Prawda leży gdzieś pomiędzy. Gaucho to pomnik analityczno-retencyjnego nadmiaru, nagrywany przez dwa lata i wykorzystujący 42 różnych muzyków. Mimo to, album jest wadliwy: nijaki Glamour Profession to przerost stylu nad treścią.

Ale na Gaucho są też świetne piosenki. Utwór tytułowy jest hipnotyzujący, a w porywającym Hey Nineteen, Fagen sprawia, że obskurny podryw brzmi magicznie: 'The Cuervo Gold/The fine Colombian/Make tonight a wonderful thing.’View Deal

Nocny motyl – Warner Bros, 1982

Pierwszy solowy album Donalda Fagena, wydany rok po rozstaniu z grupą Dan, był równie gładki i swingujący jak najlepsze dokonania zespołu. Od tego czasu nagrał jeszcze trzy inne solowe płyty, ale The Nightfly jest wciąż największą – sprzedaną w milionach egzemplarzy – i najlepszą.

Podczas gdy brzmienie było nowoczesne, teksty przywoływały podmiejską Amerykę lat 50-tych młodości Fagena, z ciepłem kontrastującym z emocjonalnym dystansem Dan. Z gwiazdorską obsadą muzyków (w tym Jeffem Porcaro), Fagen dostarczył zestaw nieskazitelnie dopracowanych piosenek, od I.G.Y. do New Frontier i utworu tytułowego. Nawet bez Beckera, Fagen stworzył arcydzieło.View Deal

Dobre – warte poznania

. Warte poznania

Countdown To Ecstasy – ABC, 1973

Fagen i Becker dokonali nie lada sztuczki na drugim albumie Dan. Podczas gdy Countdown To Ecstasy miał więcej rock’n’rollowego wydźwięku niż Can’t Buy A Thrill, to również wtedy na pierwszy plan wysunęły się jazzowe wpływy duetu.
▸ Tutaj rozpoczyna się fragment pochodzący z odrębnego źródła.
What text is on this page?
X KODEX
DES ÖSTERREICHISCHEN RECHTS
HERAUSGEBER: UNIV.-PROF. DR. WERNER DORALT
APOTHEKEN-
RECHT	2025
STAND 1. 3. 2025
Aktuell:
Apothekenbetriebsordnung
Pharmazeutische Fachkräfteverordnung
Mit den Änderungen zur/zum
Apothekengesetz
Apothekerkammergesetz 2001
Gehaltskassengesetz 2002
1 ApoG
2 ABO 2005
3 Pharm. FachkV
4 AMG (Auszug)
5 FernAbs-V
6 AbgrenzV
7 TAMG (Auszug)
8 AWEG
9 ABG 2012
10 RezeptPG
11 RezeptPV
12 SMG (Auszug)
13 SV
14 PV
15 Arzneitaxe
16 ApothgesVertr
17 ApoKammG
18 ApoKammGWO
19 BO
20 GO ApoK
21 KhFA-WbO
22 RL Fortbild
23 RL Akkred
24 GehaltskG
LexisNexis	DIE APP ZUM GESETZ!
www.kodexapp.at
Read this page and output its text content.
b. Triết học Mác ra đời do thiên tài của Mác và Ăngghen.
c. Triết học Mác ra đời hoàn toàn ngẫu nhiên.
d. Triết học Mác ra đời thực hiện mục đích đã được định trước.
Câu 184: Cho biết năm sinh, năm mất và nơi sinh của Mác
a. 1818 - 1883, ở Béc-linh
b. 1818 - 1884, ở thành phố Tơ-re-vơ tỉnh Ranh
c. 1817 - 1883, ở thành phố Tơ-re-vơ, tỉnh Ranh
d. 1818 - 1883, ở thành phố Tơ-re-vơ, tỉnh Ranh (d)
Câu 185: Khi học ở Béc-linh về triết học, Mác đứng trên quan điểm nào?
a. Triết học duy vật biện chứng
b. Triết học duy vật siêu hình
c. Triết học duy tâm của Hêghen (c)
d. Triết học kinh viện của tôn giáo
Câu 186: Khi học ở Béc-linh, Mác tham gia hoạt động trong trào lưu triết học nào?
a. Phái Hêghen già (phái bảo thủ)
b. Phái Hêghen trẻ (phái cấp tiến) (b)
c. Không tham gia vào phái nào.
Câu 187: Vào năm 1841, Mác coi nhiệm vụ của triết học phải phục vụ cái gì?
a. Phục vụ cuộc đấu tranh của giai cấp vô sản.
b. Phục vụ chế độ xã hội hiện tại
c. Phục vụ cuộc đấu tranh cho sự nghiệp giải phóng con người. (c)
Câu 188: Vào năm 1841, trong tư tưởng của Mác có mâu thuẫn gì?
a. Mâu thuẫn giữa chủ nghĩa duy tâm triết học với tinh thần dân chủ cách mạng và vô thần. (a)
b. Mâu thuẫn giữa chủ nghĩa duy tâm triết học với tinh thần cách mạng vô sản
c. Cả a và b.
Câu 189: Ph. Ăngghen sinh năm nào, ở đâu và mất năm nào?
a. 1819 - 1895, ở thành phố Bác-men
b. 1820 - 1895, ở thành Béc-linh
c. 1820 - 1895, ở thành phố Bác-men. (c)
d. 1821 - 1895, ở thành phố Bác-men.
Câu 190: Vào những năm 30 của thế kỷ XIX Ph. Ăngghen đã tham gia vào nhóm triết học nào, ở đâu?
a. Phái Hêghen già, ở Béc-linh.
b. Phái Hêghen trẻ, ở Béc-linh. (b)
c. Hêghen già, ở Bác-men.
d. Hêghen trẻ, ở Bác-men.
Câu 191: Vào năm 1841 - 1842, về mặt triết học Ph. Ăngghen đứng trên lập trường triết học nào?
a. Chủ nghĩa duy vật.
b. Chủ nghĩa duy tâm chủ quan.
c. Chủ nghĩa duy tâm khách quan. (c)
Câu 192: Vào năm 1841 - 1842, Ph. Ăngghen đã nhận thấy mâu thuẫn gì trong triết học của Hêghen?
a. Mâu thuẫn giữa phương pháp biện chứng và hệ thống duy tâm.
Pośród bardziej rockowych utworów wyróżniają się Bodhisattva, ze swoim boogie riffem, oraz Show Biz Kids, w którym bohater gitary Rick Derringer zagrał slide. Ale nawet w tych utworach były jazzowe niuanse, a gdzie indziej ta wrażliwość była jawna w subtelnych teksturach Your Gold Teeth i Razor Boy.

Z Fagenem jako jedynym głównym wokalistą, był to silny i spójny album. Brakowało mu tylko przeboju, takiego jak Do It Again.View Deal

Katy Lied – ABC, 1975

Po sukcesie „Pretzel Logic” zespół zyskał tak dużą popularność, że następna płyta została uznana za złotą w USA, mimo że jej dwa single nie przyciągnęły uwagi. Black Friday, swawolna rockowa piosenka, osiągnęła szczyt na poziomie 37, a spokojny Bad Sneakers nie zdołał przebić się do Top 100.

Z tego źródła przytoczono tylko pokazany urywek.